The Swedish meteorologist Tor Bergeron was born in England but returned to Sweden with his family at a young age and completed his education there. After receiving his bachelor's degree in 1916, he joined the Swedish Weather Service as a meteorologist. Bergeron spent much of 1919 helping Vilhelm and Jacob Bjerknes establish their new forecasting program in Bergen. Jacob Bjerknes had introduced his now-famous cyclone model in 1918, but the complete model—including the life cycle of the cyclone—depended upon Bergeron's critical discovery of the occlusion process that leads to the decline and death of the cyclone. (In simplest terms, an occluded front develops when a cyclone's cold and warm fronts collide.) Bergeron returned to Bergen in 1922, becoming a full-time meteorologist with the Bergen Weather Service, a position he held intermittently until 1929. From 1923 to 1925 he worked at the Leipzig Geophysical Institute collaborating with German researchers who were applying Bergen School analysis techniques to European weather scenarios.
Returning to Norway, Bergeron completed his doctoral dissertation in 1928. Although earlier scientists, including Jacob Bjerknes, had addressed the concept of air masses and their relationship to weather patterns, Bergeron was the first to make a systematic study of air masses, the source regions that spawned them, and ways they were subsequently transformed as they moved. Classifying air masses as equatorial, tropical, polar, and arctic, he looked for the characteristics (for example, temperature and humidity) that tended to be retained by the air masses even after they left their source regions. These characteristics—termed quasi-conservative—allowed meteorologists to track air masses around the world. Bergeron described how the transformation of the air masses resulted in distinctive cloud and precipitation patterns, temperature structure, visibility, and turbulence activity. So consistent were these results that they could be used to draw conclusions about the vertical distribution of air temperature and to predict the weather. In the decade before the widespread use of radiosonde equipment, Bergeron's methods were especially important for aviation forecasting. This work explained the existence of the world's main frontal development zones and provided a method for determining the location of cold and warm frontal zones on weather maps.

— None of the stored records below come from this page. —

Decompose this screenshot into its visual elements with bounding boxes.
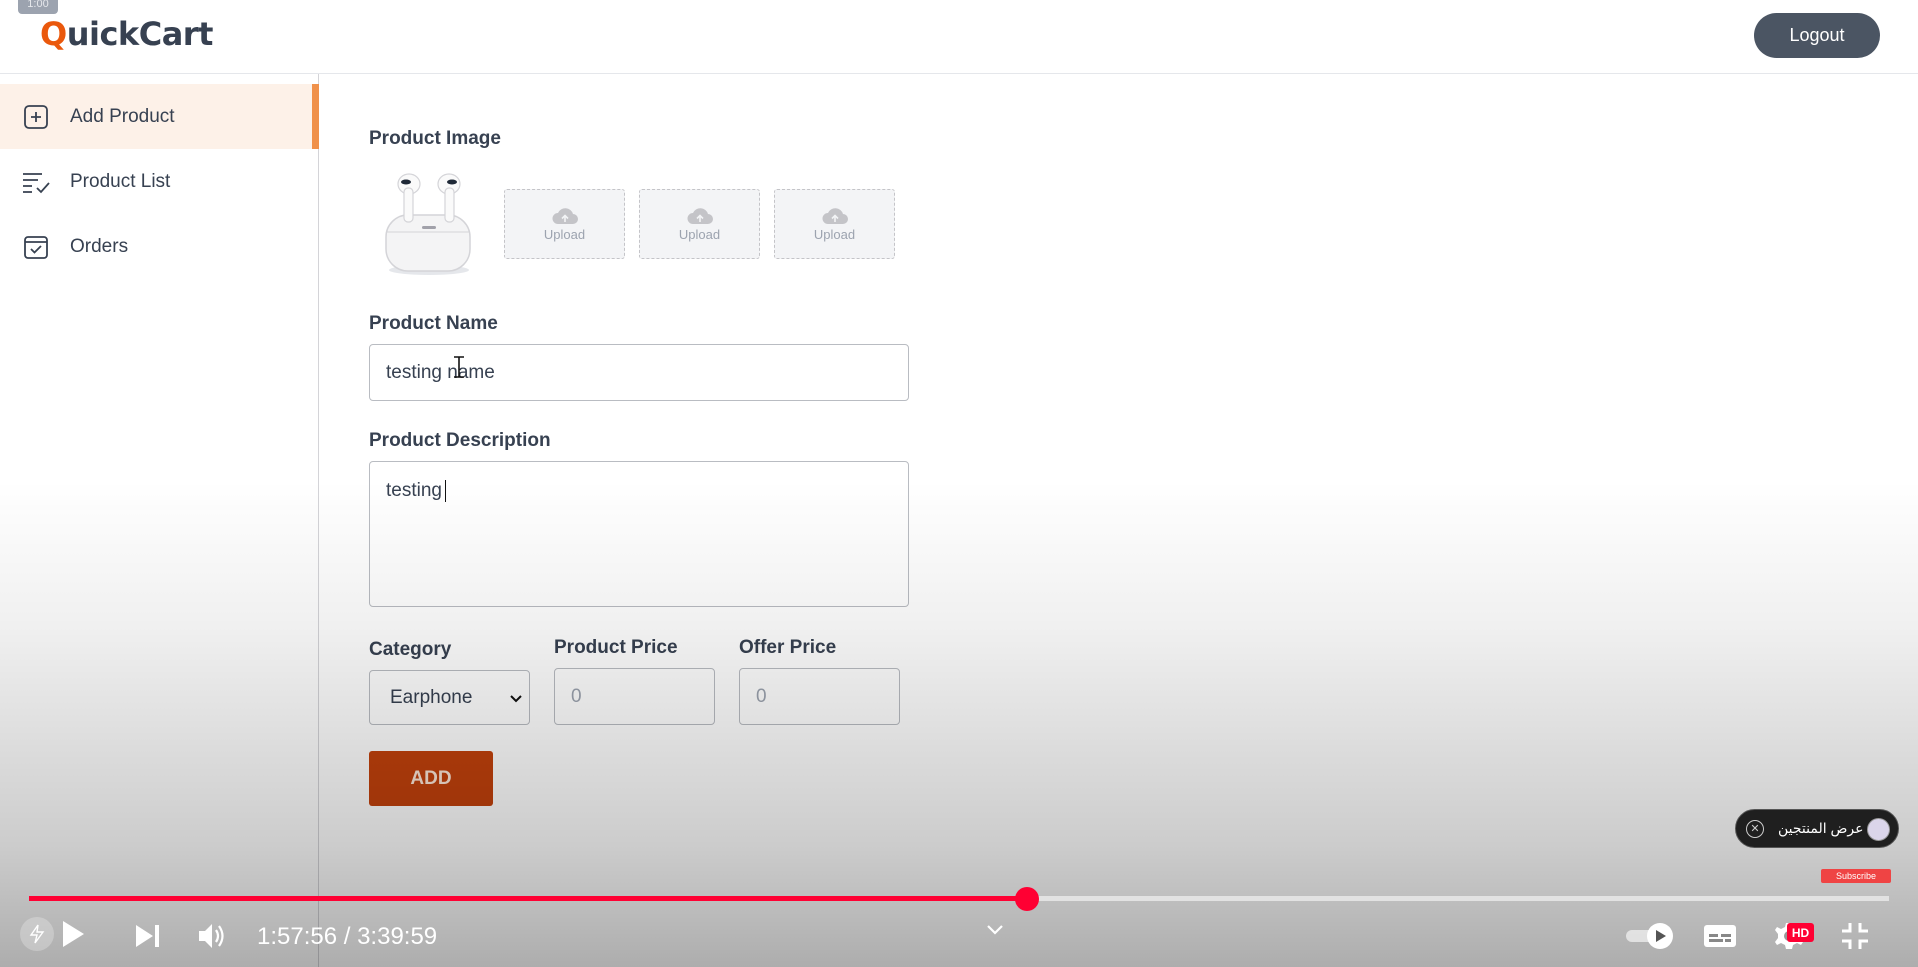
product-price-label: Product Price <box>554 637 678 658</box>
product-description-value: testing <box>386 480 442 502</box>
upload-label: Upload <box>543 226 586 242</box>
cloud-upload-icon <box>552 207 578 224</box>
cloud-upload-icon <box>822 207 848 224</box>
quickcart-logo[interactable]: QuickCart <box>40 15 213 53</box>
video-progress-fill <box>29 896 1027 901</box>
logo-letter-q: Q <box>40 15 67 53</box>
featured-products-pill[interactable]: ✕ عرض المنتجين <box>1735 809 1899 848</box>
chevron-down-icon <box>510 695 522 703</box>
upload-slot-4[interactable]: Upload <box>774 189 895 259</box>
airpods-image-icon <box>385 173 471 275</box>
captions-button[interactable] <box>1702 921 1738 951</box>
calendar-check-icon <box>22 233 50 261</box>
chapters-toggle[interactable] <box>984 920 1006 940</box>
top-time-pill: 1:00 <box>18 0 58 14</box>
product-price-input[interactable]: 0 <box>554 668 715 725</box>
upload-label: Upload <box>813 226 856 242</box>
logout-button[interactable]: Logout <box>1754 13 1880 58</box>
sidebar-item-product-list[interactable]: Product List <box>0 149 319 214</box>
autoplay-toggle[interactable] <box>1624 922 1676 950</box>
next-button[interactable] <box>132 920 164 952</box>
text-cursor-icon <box>454 356 464 378</box>
play-icon <box>63 921 84 947</box>
product-name-input[interactable]: testing name <box>369 344 909 401</box>
upload-label: Upload <box>678 226 721 242</box>
sidebar: Add Product Product List Orders <box>0 74 319 967</box>
product-name-value: testing name <box>386 361 495 383</box>
exit-fullscreen-button[interactable] <box>1840 921 1870 951</box>
app-header: 1:00 QuickCart Logout <box>0 0 1918 74</box>
logo-text: uickCart <box>66 15 214 53</box>
add-product-button[interactable]: ADD <box>369 751 493 806</box>
skip-next-icon <box>136 925 159 947</box>
upload-slot-3[interactable]: Upload <box>639 189 760 259</box>
video-progress-bar[interactable] <box>29 887 1889 911</box>
volume-icon <box>199 924 224 948</box>
cloud-upload-icon <box>687 207 713 224</box>
exit-fullscreen-icon <box>1842 923 1868 949</box>
sidebar-item-label: Add Product <box>70 105 175 127</box>
product-price-placeholder: 0 <box>571 685 582 707</box>
autoplay-toggle-icon <box>1626 923 1673 949</box>
category-label: Category <box>369 639 452 660</box>
play-button[interactable] <box>56 917 90 951</box>
upload-slot-2[interactable]: Upload <box>504 189 625 259</box>
sidebar-item-orders[interactable]: Orders <box>0 214 319 279</box>
sidebar-item-add-product[interactable]: Add Product <box>0 84 319 149</box>
list-check-icon <box>22 168 50 196</box>
hd-badge: HD <box>1787 923 1814 942</box>
video-time-display: 1:57:56 / 3:39:59 <box>257 923 438 950</box>
autoplay-indicator[interactable] <box>20 917 54 951</box>
volume-button[interactable] <box>196 920 230 952</box>
product-description-label: Product Description <box>369 430 551 451</box>
video-progress-scrubber[interactable] <box>1014 887 1039 911</box>
text-caret <box>444 480 446 502</box>
featured-label: عرض المنتجين <box>1778 820 1864 836</box>
offer-price-input[interactable]: 0 <box>739 668 900 725</box>
product-description-textarea[interactable]: testing <box>369 461 909 607</box>
product-image-label: Product Image <box>369 128 501 149</box>
offer-price-placeholder: 0 <box>756 685 767 707</box>
category-value: Earphone <box>390 686 473 708</box>
offer-price-label: Offer Price <box>739 637 837 658</box>
add-square-icon <box>22 103 50 131</box>
lightning-icon <box>29 924 45 944</box>
sidebar-item-label: Orders <box>70 235 129 257</box>
subscribe-badge[interactable]: Subscribe <box>1821 869 1891 883</box>
chevron-down-icon <box>987 925 1003 935</box>
captions-icon <box>1704 925 1736 947</box>
featured-thumbnail <box>1867 818 1890 841</box>
product-name-label: Product Name <box>369 313 498 334</box>
close-icon[interactable]: ✕ <box>1746 819 1764 838</box>
sidebar-item-label: Product List <box>70 170 171 192</box>
category-select[interactable]: Earphone <box>369 670 530 725</box>
product-image-preview[interactable] <box>374 170 484 280</box>
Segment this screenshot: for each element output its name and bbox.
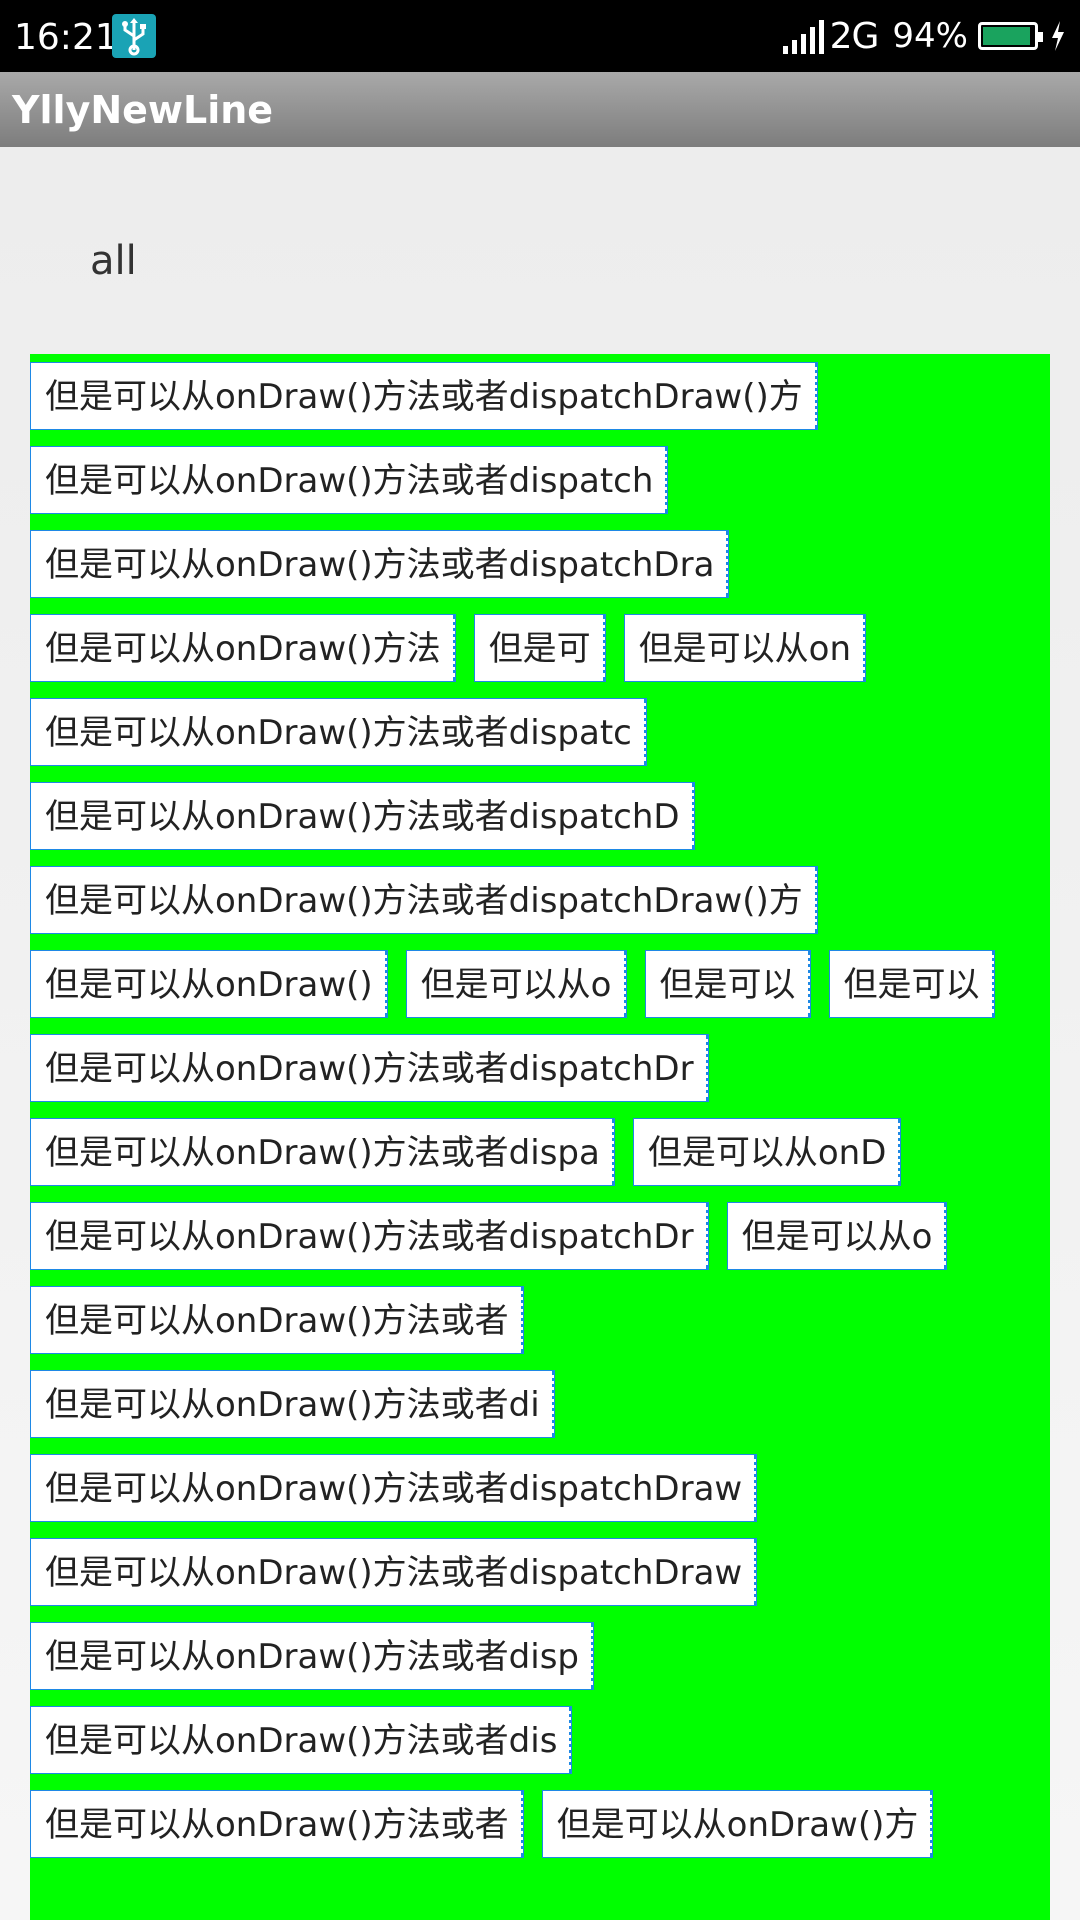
filter-label[interactable]: all <box>90 238 137 284</box>
tag-item[interactable]: 但是可以从onDraw()方法或者dispatc <box>30 698 647 766</box>
tag-item[interactable]: 但是可以从onDraw()方法或者 <box>30 1286 524 1354</box>
tag-row: 但是可以从onDraw()方法或者 <box>30 1286 1050 1356</box>
tag-row: 但是可以从onDraw()方法或者dispatchDr 但是可以从o <box>30 1202 1050 1272</box>
tag-item[interactable]: 但是可以从onDraw()方 <box>541 1790 934 1858</box>
status-time: 16:21 <box>14 17 118 58</box>
status-bar: 16:21 2G 94% <box>0 0 1080 72</box>
tag-item[interactable]: 但是可以从onD <box>632 1118 902 1186</box>
tag-item[interactable]: 但是可以从onDraw()方法或者dispatchDraw()方 <box>30 362 818 430</box>
tag-item[interactable]: 但是可以 <box>644 950 811 1018</box>
app-bar: YllyNewLine <box>0 72 1080 147</box>
tag-row: 但是可以从onDraw()方法或者dispatchDraw <box>30 1454 1050 1524</box>
tag-item[interactable]: 但是可以从onDraw()方法或者dispatch <box>30 446 669 514</box>
tag-item[interactable]: 但是可以从onDraw()方法或者disp <box>30 1622 595 1690</box>
tag-item[interactable]: 但是可以从onDraw()方法或者dispatchDr <box>30 1034 709 1102</box>
tag-row: 但是可以从onDraw()方法或者dispa 但是可以从onD <box>30 1118 1050 1188</box>
tag-row: 但是可以从onDraw()方法或者disp <box>30 1622 1050 1692</box>
network-type: 2G <box>829 15 880 57</box>
tag-item[interactable]: 但是可以从onDraw() <box>30 950 388 1018</box>
tag-item[interactable]: 但是可以 <box>828 950 995 1018</box>
tag-item[interactable]: 但是可以从onDraw()方法或者dispatchD <box>30 782 695 850</box>
tag-item[interactable]: 但是可以从onDraw()方法或者di <box>30 1370 555 1438</box>
tag-row: 但是可以从onDraw()方法或者di <box>30 1370 1050 1440</box>
tag-row: 但是可以从onDraw()方法或者dispatc <box>30 698 1050 768</box>
tag-row: 但是可以从onDraw()方法或者dis <box>30 1706 1050 1776</box>
tag-item[interactable]: 但是可 <box>473 614 606 682</box>
tag-row: 但是可以从onDraw()方法或者dispatch <box>30 446 1050 516</box>
tag-item[interactable]: 但是可以从onDraw()方法或者dispatchDraw <box>30 1538 758 1606</box>
tag-item[interactable]: 但是可以从onDraw()方法或者dispatchDraw <box>30 1454 758 1522</box>
tag-row: 但是可以从onDraw()方法或者dispatchD <box>30 782 1050 852</box>
tag-row: 但是可以从onDraw()方法或者dispatchDraw <box>30 1538 1050 1608</box>
usb-icon <box>112 14 156 58</box>
tag-item[interactable]: 但是可以从onDraw()方法或者 <box>30 1790 524 1858</box>
tag-item[interactable]: 但是可以从onDraw()方法或者dis <box>30 1706 573 1774</box>
battery-icon <box>978 22 1043 50</box>
app-title: YllyNewLine <box>12 88 274 132</box>
tag-row: 但是可以从onDraw()方法或者dispatchDra <box>30 530 1050 600</box>
tag-item[interactable]: 但是可以从onDraw()方法 <box>30 614 456 682</box>
tag-item[interactable]: 但是可以从on <box>623 614 867 682</box>
tag-item[interactable]: 但是可以从onDraw()方法或者dispatchDraw()方 <box>30 866 818 934</box>
tag-item[interactable]: 但是可以从onDraw()方法或者dispa <box>30 1118 615 1186</box>
tag-row: 但是可以从onDraw()方法或者dispatchDraw()方 <box>30 866 1050 936</box>
tag-item[interactable]: 但是可以从onDraw()方法或者dispatchDra <box>30 530 730 598</box>
tag-item[interactable]: 但是可以从o <box>726 1202 948 1270</box>
tag-item[interactable]: 但是可以从onDraw()方法或者dispatchDr <box>30 1202 709 1270</box>
tag-flow-layout: 但是可以从onDraw()方法或者dispatchDraw()方 但是可以从onD… <box>30 354 1050 1920</box>
tag-row: 但是可以从onDraw()方法 但是可 但是可以从on <box>30 614 1050 684</box>
tag-row: 但是可以从onDraw()方法或者dispatchDraw()方 <box>30 362 1050 432</box>
tag-item[interactable]: 但是可以从o <box>405 950 627 1018</box>
tag-row: 但是可以从onDraw() 但是可以从o 但是可以 但是可以 <box>30 950 1050 1020</box>
signal-icon <box>782 18 824 54</box>
tag-row: 但是可以从onDraw()方法或者 但是可以从onDraw()方 <box>30 1790 1050 1860</box>
tag-row: 但是可以从onDraw()方法或者dispatchDr <box>30 1034 1050 1104</box>
charging-icon <box>1052 21 1064 51</box>
battery-percent: 94% <box>892 16 968 56</box>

After completing his doctorate, Bergeron became a "missionary" for the Bergen School. He spent a year at the Meteorological Office on the island of Malta in the Mediterranean, providing training on Bergen School methods. He then spent two years in Moscow lecturing on air mass analysis and polar front theory. There Bergeron met his future wife, Vera Romanovskaja, who served as one of his student assistants. Bergeron greatly influenced the development of Soviet meteorology. His lectures provided the basis for a textbook used for training Russian meteorology students in meteorological theory.
Returning to Norway, Bergeron served as a meteorologist and consultant to the Norwegian Meteorological Institute in Oslo. While there, he worked on the famous ice crystal precipitation paper described earlier. Moving to Sweden in 1936, he became a senior meteorologist and later the scientific chief of the Swedish Meteorological and Hydrological Institute. He held the latter position until 1947, when he became professor of synoptic meteorology at the University of Uppsala, a position he held until his retirement in 1961. At Uppsala he started Project Pluvius—an effort to determine the influence of topography on the distribution of precipitation. Realizing that rain gauge networks were generally too coarse to determine the geographic variation of rainfall accurately, he directed the installation of 350 rain gauges in a 154-square-mile (400-km2) region surrounding Uppsala. The resulting data showed that even modest 131- to 230-foot (40- to 70-m) hills could induce a surprising increase in rainfall as a result of orographic lifting. Bergeron continued his research even after retirement, and several of his works on the subject were published after his death.